Ce dimanche, l’Église catholique célèbre la IIème journée mondiale des pauvres lancée par le Pape François à la fin du Jubilé Extraordinaire de la Miséricorde. Il y a quelques jours, nous avons reçu le matériel et les affiches. Ces journées sont prodigues en actions dont j’en suis sûr, les médias vont se faire l’écho tout au long de la journée.
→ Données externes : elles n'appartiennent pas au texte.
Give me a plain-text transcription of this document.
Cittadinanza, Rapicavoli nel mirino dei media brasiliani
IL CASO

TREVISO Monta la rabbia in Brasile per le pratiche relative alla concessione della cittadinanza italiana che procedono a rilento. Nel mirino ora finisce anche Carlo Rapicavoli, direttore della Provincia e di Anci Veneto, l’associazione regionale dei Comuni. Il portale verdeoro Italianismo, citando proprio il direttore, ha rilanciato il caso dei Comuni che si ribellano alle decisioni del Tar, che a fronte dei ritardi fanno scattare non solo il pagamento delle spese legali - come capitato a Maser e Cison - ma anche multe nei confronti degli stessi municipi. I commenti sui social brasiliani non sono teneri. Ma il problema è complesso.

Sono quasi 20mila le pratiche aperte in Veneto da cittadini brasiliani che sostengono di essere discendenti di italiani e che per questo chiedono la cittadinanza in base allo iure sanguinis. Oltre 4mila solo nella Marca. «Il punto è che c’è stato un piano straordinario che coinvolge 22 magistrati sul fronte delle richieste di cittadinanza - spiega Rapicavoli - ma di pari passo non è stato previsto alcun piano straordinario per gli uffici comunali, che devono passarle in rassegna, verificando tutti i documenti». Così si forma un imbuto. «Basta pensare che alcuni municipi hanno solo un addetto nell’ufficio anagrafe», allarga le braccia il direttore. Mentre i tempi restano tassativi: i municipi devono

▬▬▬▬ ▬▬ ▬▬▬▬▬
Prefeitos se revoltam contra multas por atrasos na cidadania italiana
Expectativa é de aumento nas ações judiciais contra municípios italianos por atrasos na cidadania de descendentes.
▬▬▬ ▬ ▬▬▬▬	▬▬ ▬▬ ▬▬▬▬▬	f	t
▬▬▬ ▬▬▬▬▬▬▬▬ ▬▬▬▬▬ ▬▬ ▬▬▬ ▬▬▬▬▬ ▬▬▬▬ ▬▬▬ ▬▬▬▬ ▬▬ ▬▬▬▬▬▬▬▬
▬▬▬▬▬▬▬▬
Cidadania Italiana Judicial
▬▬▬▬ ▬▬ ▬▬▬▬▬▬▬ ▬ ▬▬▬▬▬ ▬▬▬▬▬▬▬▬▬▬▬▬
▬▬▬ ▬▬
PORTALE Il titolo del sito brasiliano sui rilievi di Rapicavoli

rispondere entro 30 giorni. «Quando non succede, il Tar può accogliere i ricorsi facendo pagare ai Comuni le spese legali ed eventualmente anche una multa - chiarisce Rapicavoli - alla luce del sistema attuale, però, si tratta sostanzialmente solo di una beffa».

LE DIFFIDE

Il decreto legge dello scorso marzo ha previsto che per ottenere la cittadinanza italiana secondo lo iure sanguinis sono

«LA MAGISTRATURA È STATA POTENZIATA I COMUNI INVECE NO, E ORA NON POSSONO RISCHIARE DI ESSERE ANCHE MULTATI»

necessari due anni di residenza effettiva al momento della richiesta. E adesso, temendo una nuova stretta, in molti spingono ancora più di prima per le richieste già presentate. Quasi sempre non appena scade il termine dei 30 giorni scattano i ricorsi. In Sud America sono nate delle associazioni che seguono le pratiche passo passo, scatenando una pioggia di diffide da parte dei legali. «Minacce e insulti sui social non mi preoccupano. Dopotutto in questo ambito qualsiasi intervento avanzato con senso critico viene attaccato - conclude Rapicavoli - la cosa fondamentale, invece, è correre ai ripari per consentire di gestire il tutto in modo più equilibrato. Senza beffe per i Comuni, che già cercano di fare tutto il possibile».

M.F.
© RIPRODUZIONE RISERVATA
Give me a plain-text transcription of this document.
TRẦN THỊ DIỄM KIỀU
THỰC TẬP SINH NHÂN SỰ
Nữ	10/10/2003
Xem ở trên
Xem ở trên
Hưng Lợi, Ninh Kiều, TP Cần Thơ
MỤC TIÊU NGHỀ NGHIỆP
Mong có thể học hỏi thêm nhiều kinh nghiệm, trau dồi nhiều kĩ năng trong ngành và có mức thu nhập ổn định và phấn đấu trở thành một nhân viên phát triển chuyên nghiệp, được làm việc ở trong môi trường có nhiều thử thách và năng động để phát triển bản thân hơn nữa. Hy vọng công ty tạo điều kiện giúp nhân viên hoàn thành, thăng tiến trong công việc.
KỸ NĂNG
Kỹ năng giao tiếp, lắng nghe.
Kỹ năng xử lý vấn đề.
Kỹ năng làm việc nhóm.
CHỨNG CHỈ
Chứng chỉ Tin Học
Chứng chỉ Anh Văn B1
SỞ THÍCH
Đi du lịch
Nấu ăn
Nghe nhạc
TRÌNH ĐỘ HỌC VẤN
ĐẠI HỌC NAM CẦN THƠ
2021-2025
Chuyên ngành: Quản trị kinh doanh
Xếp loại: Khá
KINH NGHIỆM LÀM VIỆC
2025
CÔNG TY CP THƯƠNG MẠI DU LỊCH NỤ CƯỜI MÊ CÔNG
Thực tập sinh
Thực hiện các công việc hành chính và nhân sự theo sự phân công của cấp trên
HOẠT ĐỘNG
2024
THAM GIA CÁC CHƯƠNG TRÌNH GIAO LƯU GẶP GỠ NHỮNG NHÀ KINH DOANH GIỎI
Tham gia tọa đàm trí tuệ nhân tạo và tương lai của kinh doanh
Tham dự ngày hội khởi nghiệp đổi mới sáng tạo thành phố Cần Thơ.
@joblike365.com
Nous n’avons rien de spécial de prévu pour la journée. Il n’y a pas non plus ici le type de pauvreté que les médias nous sortent des jours comme celui-ci ou à l’époque de Noël. Nous n’avons pas de gens qui dorment dans la rue, ou mangent plus ou moins tous les jours et nous avons un service de Caritas archipresbytéral (ndt Secours Catholique au niveau du doyenné qui regroupe plusieurs paroisses) qui s’occupe d’utilisateurs de toute la zone en leur offrant aide économique, aliments, vêtements, formation et accueil.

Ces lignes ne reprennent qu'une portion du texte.